Cherry Picker, a PoS Malware even more threatening

Pierluigi Paganini November 13, 2015

Researchers at Trustwave have published the analysis of the Cherry Picker threat, a point-of-sale (PoS) malware that went undetected over the years.

A point-of-sale (PoS) malware that went largely undetected for the past several years has been analyzed by researchers at Trustwave.

Security experts at Trustwave have analyzed an insidious point-of-sale (PoS) malware dubbed Cherry Picker that threat has been around since at least 2011. The threat implements sophisticated evasion techniques that allowed it to remain under the radar across the years.

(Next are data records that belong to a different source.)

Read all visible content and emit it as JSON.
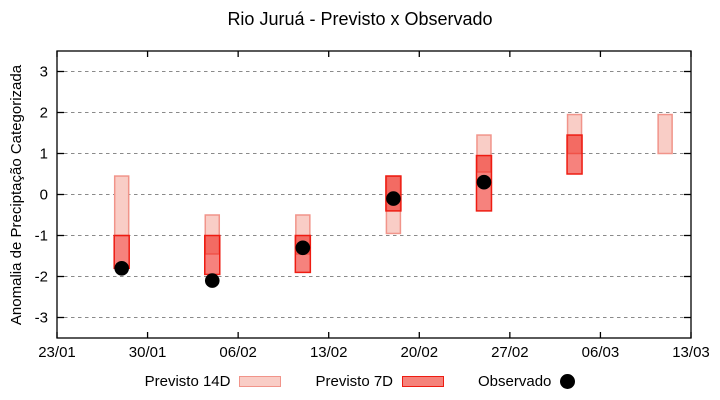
{
  "chart_data": {
    "type": "bar",
    "subtype": "forecast-range-bars-with-observations",
    "title": "Rio Juruá - Previsto x Observado",
    "ylabel": "Anomalia de Preciptação Categorizada",
    "xlabel": "",
    "ylim": [
      -3.5,
      3.5
    ],
    "yticks": [
      3,
      2,
      1,
      0,
      -1,
      -2,
      -3
    ],
    "xlim_days": [
      0,
      49
    ],
    "xticks": [
      {
        "label": "23/01",
        "day": 0
      },
      {
        "label": "30/01",
        "day": 7
      },
      {
        "label": "06/02",
        "day": 14
      },
      {
        "label": "13/02",
        "day": 21
      },
      {
        "label": "20/02",
        "day": 28
      },
      {
        "label": "27/02",
        "day": 35
      },
      {
        "label": "06/03",
        "day": 42
      },
      {
        "label": "13/03",
        "day": 49
      }
    ],
    "grid": "horizontal-dashed",
    "grid_color": "#8a8a8a",
    "legend_position": "bottom",
    "series": [
      {
        "name": "Previsto 14D",
        "kind": "range-bar",
        "fill": "#f9cdc6",
        "stroke": "#f1948a",
        "bars": [
          {
            "date": "28/01",
            "day": 5,
            "low": -1.0,
            "high": 0.45
          },
          {
            "date": "04/02",
            "day": 12,
            "low": -1.45,
            "high": -0.5
          },
          {
            "date": "11/02",
            "day": 19,
            "low": -1.45,
            "high": -0.5
          },
          {
            "date": "18/02",
            "day": 26,
            "low": -0.95,
            "high": 0.45
          },
          {
            "date": "25/02",
            "day": 33,
            "low": 0.55,
            "high": 1.45
          },
          {
            "date": "04/03",
            "day": 40,
            "low": 1.0,
            "high": 1.95
          },
          {
            "date": "11/03",
            "day": 47,
            "low": 1.0,
            "high": 1.95
          }
        ]
      },
      {
        "name": "Previsto 7D",
        "kind": "range-bar",
        "fill": "#ee1c12",
        "fill_opacity": 0.55,
        "stroke": "#ee1c12",
        "bars": [
          {
            "date": "28/01",
            "day": 5,
            "low": -1.8,
            "high": -1.0
          },
          {
            "date": "04/02",
            "day": 12,
            "low": -1.95,
            "high": -1.0
          },
          {
            "date": "11/02",
            "day": 19,
            "low": -1.9,
            "high": -1.0
          },
          {
            "date": "18/02",
            "day": 26,
            "low": -0.4,
            "high": 0.45
          },
          {
            "date": "25/02",
            "day": 33,
            "low": -0.4,
            "high": 0.95
          },
          {
            "date": "04/03",
            "day": 40,
            "low": 0.5,
            "high": 1.45
          }
        ]
      },
      {
        "name": "Observado",
        "kind": "scatter",
        "fill": "#000000",
        "points": [
          {
            "date": "28/01",
            "day": 5,
            "value": -1.8
          },
          {
            "date": "04/02",
            "day": 12,
            "value": -2.1
          },
          {
            "date": "11/02",
            "day": 19,
            "value": -1.3
          },
          {
            "date": "18/02",
            "day": 26,
            "value": -0.1
          },
          {
            "date": "25/02",
            "day": 33,
            "value": 0.3
          }
        ]
      }
    ]
  }
}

Cherry Picker Pos malware was detected for the first time in 2011 by experts at Trustwave, the researchers analyzed several samples and discovered that they were designed to inject processes managing cardholder data. One of the pieces of code analyzed by Trustwave consisted of two components, a command line interface (sr.exe), and the searcher.dll that is a code which is directly injected into targeted processes bysr.exe.

Cherry Picker Pos malware poseidon

Cherry Picker belongs to the family of the memory scrapers and uses a file infector for persistence.

“Cherry Picker’s use of configuration files, encryption, obfuscation, and command line arguments have allowed the malware to remain under the radar of many security companies and AV’s,” Trustwave researchers said. “The introduction of new way to parse memory and find CHD, a sophisticated file infector, and a targeted cleaner program have allowed this malware family to go largely unnoticed in the security community.”

The threat includes a cleaner module that allows it to remove all traces of the infection from the system.

The latest version of the Cherry Picker PoS malware uses the a set of API called QueryWorkingSet to scrape the memory and gather card data. The card data are then written into a file that is sent to the control servers.

“Once the data is exfiltrated, the cleaning process begins. The malware developers created a targeted cleaner tool designed to restore the infected system to a clean state. The threat relies on the popular remote control software TeamViewer to overwrite and remove files, logs and registry entries.” reported SecurityWeek.

The experts noticed that the presence of Cherry Picker was always accompanied to other threats, such as AutoIt PoS malware, and the Rdasrv that is one of the earliest PoS RAM scrapers.

Trustwave researchers reported spotting three different strains of the Cherry Picker PoS malware, the different versions account for the evolution of the other.

The researchers have noticed an evolution in the mechanism for persistence, earlier versions used a registry entry, in more recent instances, it uses an updated version of sr.exe, srf.exe, which has been used to install the malware and inject a DLL into processes.

The Cherry Picker PoS, different from similar threats focuses only on the process that manage card data, this process is reported in the configuration file. If the malware doesn’t find the process to inject on the machine it exits.